Josep M. Benet i Jornet
Fugaces
Deuxième acte
FILLE. – Tu l’as reconnu. Ne reviens pas tout de suite. Je veux parler, maintenant, oui, et je veux que tu m’entendes, mais je ne veux pas te voir pendant que je parle. Tu m’as raconté un vieux souvenir, un vrai souvenir, authentique. Maintenant moi, je veux te raconter quelque chose du temps à venir, un souvenir du futur.
Nous ne pouvons pas savoir ce qui arrivera, dans quelque temps, et sûrement rien n’arrivera de ce que je vais te dire. Je te raconterai un mensonge. Ne sors pas, attends. Jusqu’à ce que j’aie fini, prends patience et attends. Un souvenir spécial, maman sera morte, imaginons-le. Ne bouge pas.

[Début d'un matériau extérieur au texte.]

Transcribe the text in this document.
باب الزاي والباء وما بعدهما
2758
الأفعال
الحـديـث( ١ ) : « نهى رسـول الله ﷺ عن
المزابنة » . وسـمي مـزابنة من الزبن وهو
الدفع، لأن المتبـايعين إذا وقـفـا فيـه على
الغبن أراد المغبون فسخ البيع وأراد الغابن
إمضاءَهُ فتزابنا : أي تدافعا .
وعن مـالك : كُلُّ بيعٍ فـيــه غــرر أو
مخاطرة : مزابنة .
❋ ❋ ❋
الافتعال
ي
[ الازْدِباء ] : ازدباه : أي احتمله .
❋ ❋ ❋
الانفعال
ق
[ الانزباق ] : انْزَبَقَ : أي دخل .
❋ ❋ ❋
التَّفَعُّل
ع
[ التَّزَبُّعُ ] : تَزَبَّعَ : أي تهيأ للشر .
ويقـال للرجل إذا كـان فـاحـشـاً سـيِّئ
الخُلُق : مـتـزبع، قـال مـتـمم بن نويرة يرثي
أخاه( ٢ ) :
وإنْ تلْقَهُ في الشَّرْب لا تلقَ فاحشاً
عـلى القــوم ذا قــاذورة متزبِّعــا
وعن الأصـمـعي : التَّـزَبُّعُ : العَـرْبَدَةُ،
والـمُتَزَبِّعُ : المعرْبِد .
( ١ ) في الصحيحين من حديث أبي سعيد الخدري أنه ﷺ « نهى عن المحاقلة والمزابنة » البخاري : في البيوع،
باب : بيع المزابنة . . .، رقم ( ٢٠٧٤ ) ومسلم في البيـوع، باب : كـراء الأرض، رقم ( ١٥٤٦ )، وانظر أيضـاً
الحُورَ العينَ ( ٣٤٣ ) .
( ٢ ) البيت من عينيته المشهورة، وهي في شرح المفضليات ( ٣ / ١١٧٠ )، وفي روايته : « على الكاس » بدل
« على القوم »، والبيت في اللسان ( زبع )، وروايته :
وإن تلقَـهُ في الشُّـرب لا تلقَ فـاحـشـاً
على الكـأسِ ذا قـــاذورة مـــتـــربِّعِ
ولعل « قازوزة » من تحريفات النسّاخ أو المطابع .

Tu ne bougeras pas, tu entends ? Oui maman est morte… Je ne veux pas qu’elle meure. Si elle était morte, nous pleurerions. Nous nous trouverions trop seuls. Nous achèterions, nous achèterons une branche d’œillets, et nous la poserons sur son cercueil.
Ça ne servira à rien, ce sera un geste inutile. Alors, je te demanderai qu’on l’incinère et tu diras oui, tu diras c’est comme je veux, et nous l’incinérerons et de cette façon son corps passera de la douceur accueillante à une poignée de cendres et de poussière, dispensé de la honte de la pourriture. Nous répandrons les cendres sur la mer c’est là qu’on les répand quand on ne sait qu’en faire et qu’on n’a pas d’idée plus originale. Nous les répandrons sur la mer la nuit, peut-être, une nuit mélancolique parce que nous nous sentirons mélancoliques. Une nuit, par exemple, comme celle-ci. Après… Après, tu n’iras avec aucune autre femme. Tu garderas le souvenir de la mère, tu seras un veuf éternellement fidèle. Les gens diront cet homme exagère. Quelques-uns en riront, dans ton dos, et d’autres, en revanche, admireront la fermeté de ta décision. Je ne partirai pas. Je m’occuperai de toi. Pour toujours. Une fille sacrifiée, qui gâchera sa vie d’une façon absurde, d’une manière insensée. (temps)
Je m’occuperai de toi, tu t’occuperas de moi, et il n’y aura pas dans le monde entier deux amants aussi heureux que nous. (temps) J’ai fini.
Traducido por Michel Azama
Josep M. Benet i Jornet, Fugaces. París: Éditions Théâtrales, 1994, p. 115.